Today, Thibodaux is a modern college town, but in the 1940s and 1950s it was segregated. While this division caused much pain, it also paved the way for this small city to cultivate and protect a new sound being explored by Black musicians, according to Johnson’s book. Thibodaux, with its location between Baton Rouge and New Orleans, became an easy and welcoming stop along the Chitlin’ Circuit, a series of venues for Black performers.
“Everybody wanted to play in Thibodaux because if you played Thibodaux, you were the top of the line."
Bobby Rush, a Louisiana blues musician who has won three Grammys and is called the “King of the Chitlin’ Circuit"
The rich Black culture and community of Thibodaux fostered the musicians on the Circuit.
In the community, Black children in Thibodaux attended C.M. Washington High School, the only Black primary and secondary school in the area. Pioneered and named for Cordelia Matthews Washington, the school opened in 1902.
“I had to make a round trip of 70 miles a day because I decided I wanted a high school education,” says Marilyn Marts, a Larose South Lafourche native. “It was such a long trip to and from school, I tried to do some of my work on the bus.”
While the school was segregated, it was known for excellence.
“In each of her students, Mrs. Washington inspired a sense of pride and commitment to service,” says Ronnie Winston, a Thibodaux police officer who attended C.M. Washington High school and was quoted in Glimpses of Black Life Along Bayou Lafourche. “We felt like it was a family, it wasn’t just like going to school.
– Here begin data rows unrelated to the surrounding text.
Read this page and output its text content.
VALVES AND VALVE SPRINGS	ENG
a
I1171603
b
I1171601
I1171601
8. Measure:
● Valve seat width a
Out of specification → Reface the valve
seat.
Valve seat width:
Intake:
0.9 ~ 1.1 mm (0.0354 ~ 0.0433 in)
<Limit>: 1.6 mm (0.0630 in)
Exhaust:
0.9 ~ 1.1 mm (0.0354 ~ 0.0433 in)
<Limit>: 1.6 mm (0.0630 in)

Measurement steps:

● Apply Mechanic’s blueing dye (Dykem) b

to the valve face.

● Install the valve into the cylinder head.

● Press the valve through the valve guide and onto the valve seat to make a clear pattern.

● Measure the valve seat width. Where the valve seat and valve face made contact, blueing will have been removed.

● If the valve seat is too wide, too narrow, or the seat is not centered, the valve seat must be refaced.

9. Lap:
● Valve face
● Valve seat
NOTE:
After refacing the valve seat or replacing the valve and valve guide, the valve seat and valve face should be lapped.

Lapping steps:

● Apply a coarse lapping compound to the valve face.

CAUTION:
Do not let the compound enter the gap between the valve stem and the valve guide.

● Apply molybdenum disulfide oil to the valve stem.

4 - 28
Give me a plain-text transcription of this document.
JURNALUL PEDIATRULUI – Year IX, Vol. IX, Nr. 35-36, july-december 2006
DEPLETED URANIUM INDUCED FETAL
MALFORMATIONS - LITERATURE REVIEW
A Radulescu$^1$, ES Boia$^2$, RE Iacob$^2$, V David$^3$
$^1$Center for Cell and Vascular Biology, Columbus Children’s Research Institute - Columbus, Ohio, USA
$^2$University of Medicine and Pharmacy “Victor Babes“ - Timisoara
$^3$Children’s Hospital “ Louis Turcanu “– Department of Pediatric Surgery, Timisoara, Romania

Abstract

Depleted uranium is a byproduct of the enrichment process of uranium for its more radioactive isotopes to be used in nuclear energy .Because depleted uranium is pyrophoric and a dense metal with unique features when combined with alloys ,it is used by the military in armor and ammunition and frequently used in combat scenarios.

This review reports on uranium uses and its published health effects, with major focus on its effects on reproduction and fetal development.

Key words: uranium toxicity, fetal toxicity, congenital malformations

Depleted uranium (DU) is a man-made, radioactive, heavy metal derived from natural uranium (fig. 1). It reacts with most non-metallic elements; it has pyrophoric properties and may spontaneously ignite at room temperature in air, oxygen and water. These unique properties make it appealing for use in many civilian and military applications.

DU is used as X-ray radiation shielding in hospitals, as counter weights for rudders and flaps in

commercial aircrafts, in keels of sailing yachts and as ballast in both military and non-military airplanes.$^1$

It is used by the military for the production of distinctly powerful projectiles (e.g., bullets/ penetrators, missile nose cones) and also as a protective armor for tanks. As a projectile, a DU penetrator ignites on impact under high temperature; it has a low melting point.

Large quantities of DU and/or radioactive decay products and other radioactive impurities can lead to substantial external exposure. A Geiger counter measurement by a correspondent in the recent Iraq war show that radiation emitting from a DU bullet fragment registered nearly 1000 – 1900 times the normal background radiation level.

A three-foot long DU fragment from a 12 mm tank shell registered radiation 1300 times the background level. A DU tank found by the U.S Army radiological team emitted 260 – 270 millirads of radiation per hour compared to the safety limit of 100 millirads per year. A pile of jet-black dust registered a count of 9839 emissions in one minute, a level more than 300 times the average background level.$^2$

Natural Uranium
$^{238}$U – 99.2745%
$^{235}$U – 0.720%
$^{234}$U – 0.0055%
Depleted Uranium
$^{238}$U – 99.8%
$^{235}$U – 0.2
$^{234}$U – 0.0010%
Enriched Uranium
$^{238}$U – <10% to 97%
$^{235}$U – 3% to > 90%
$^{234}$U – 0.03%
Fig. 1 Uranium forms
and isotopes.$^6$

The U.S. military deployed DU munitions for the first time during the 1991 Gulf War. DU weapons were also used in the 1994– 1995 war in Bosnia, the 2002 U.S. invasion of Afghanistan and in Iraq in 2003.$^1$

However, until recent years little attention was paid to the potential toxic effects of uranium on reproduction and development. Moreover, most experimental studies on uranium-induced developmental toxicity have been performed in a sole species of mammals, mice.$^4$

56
She made you feel like you were part of something. She encouraged us to excel. She encouraged people to do the best they can.”
Thibodaux also boasted a vibrant spiritual community, from which the songs and music developed. Churches like Allen Chapel, Calvary United Methodist, Moses Baptist and St. Luke Catholic Church created opportunities for the Black community to commune and enjoy music like gospel, jazz and the blues together.
In Spirituals and The Blues, African American theologian James Cone says “…the blues and the spirituals flow from the same bedrock of experience, and neither is an adequate interpretation of Black life without the other.”
Margie Scoby, a local historian, founded the Finding Our Roots African American History Museum to preserve and share these stories and history.
“We all have the blues one time or another. They [Chitlin’ Circuit performers] just knew how to convert it into a song.”